Endnote and Reference Manager
For those unfamiliar with this referencing software, Endnote, and its close relative Reference Manager, store all your references in one database. If you buy your own copy, you can legally install on two machines for your personal use. Both Endnote and Reference Manager link seamlessly with Word, so as you cite the work of others, then (providing this exists in your database), references, correctly formatted, are added in the text and to you reference list at the end of the work. All the alphabetical ordering is done for you too. At the click of a mouse you can change the referencing style; for example from Harvard to APA. I recently passed the 1000 mark for the number of journal and book references in my database, and by using Google Scholar and myBib (see below), I am adding to the list all the time. It means I hardly ever have to write out a reference, and if I do, it is into the Endnote database and after that NEVER EVER AGAIN! Whether you choose Endnote or Reference Manager will depend largely on what your University uses. I have tried both and prefer Endnote.

Literature searching and organising
Apart from library databases, I do most searching using Google Scholar. What I like is the ability to drop Google Scholar citations straight into Endnote, although I find that many of these citations are incomplete and need ‘tidying up’. I previously used Reference Manager, but what I like about Endnote is the ability to link all my journal PDF copies into the database. It was a simple job to import my Reference Manager database into Endnote. I also like the fact that I can access my Endnote database online, and I have a version on my iPad too.

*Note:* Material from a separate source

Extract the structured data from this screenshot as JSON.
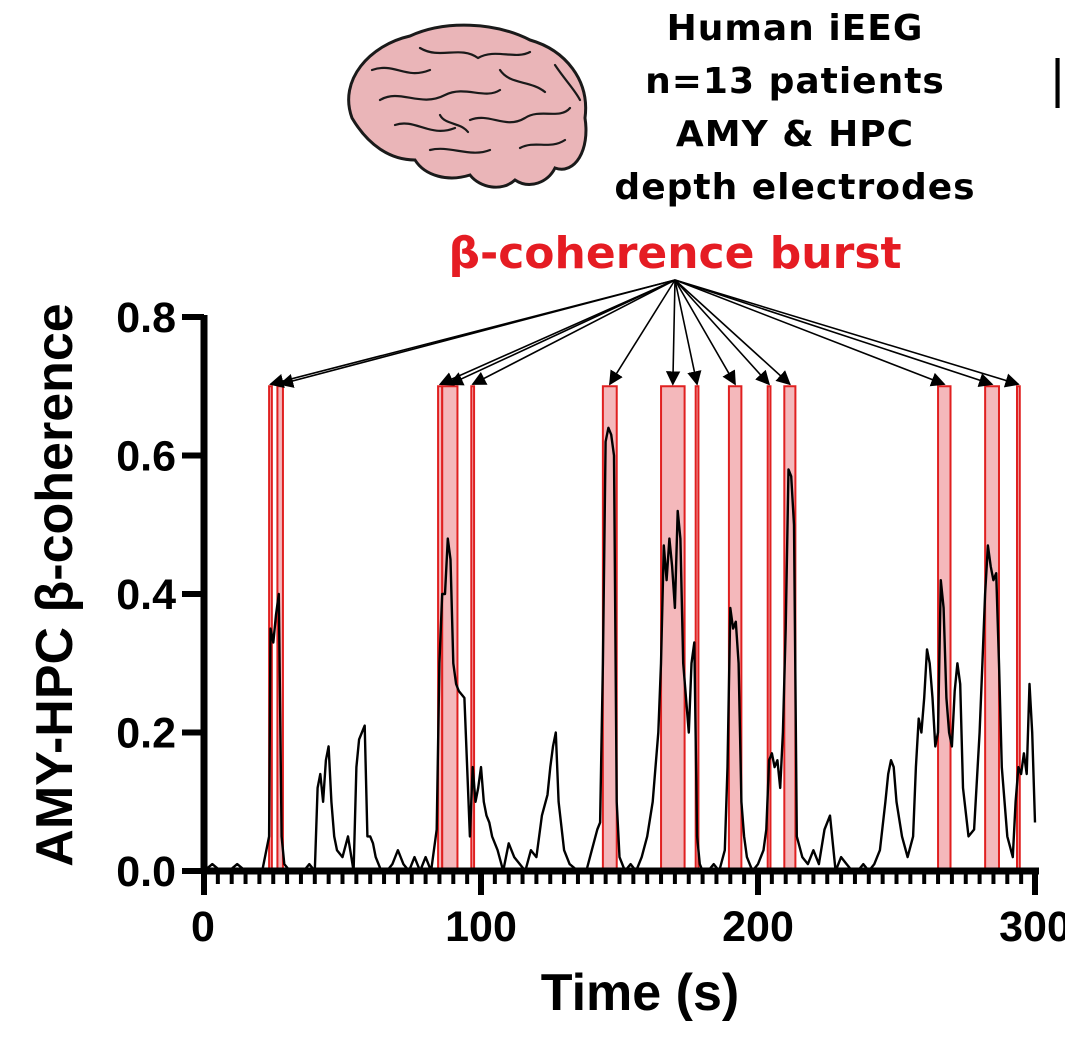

Scanning book bar codes for citations
This is where the scanning feature on my iPhone comes in useful. I discovered an app called myBib. To add a book to the myBib library, I simply scan the bar code on the dust cover, or manually enter the ISBN number. I can then email the listing as a BibTex file to my laptop and save the body of the email as a text file. Endnote can then import this file using the appropriate filter (In this case BibTex Adept Jan-2013-Ver 4). As if by magic, the reference is added to my Endnote database, without having to type anything. Adept Scientific, the brilliant and very helpful creators of Endnote, designed this filter for me, and I am sure they will make it available on request. Ask for the BibTex Adept Jan-2013-Ver 4 filter.

Mobile WiFi
Although smart phones and some tablets have WiFi connectivity built in, if you want WiFi available for all your machines anytime, anywhere, get a mobile WiFi. The gadget is palm-sized (your hand, not a tree) and works just the same as your home router, except that you don’t connect it to a phone line and it is rechargeable from a USB socket. Mobile WiFis contain a SIM card and are available on a pay-as-you-go basis. In the Wilson household we just pay for ours when we are away from home. For remote parts of the country we have a Vodaphone and an O2 one to hedge our bets, although in the Highlands of Scotland this year, neither worked, which is probably Nature’s way of telling me to slow down.

So that folks, is about it. If you have any questions, comments or suggestions for other labour-saving devices for the overworked, stressed-out researcher, please feel free to comment. My apologies for having to moderate these comments before they appear: it’s the only way to defeat the army of unprincipled scammers set on trying to get free publicity for their shady businesses, dodgy videos etc.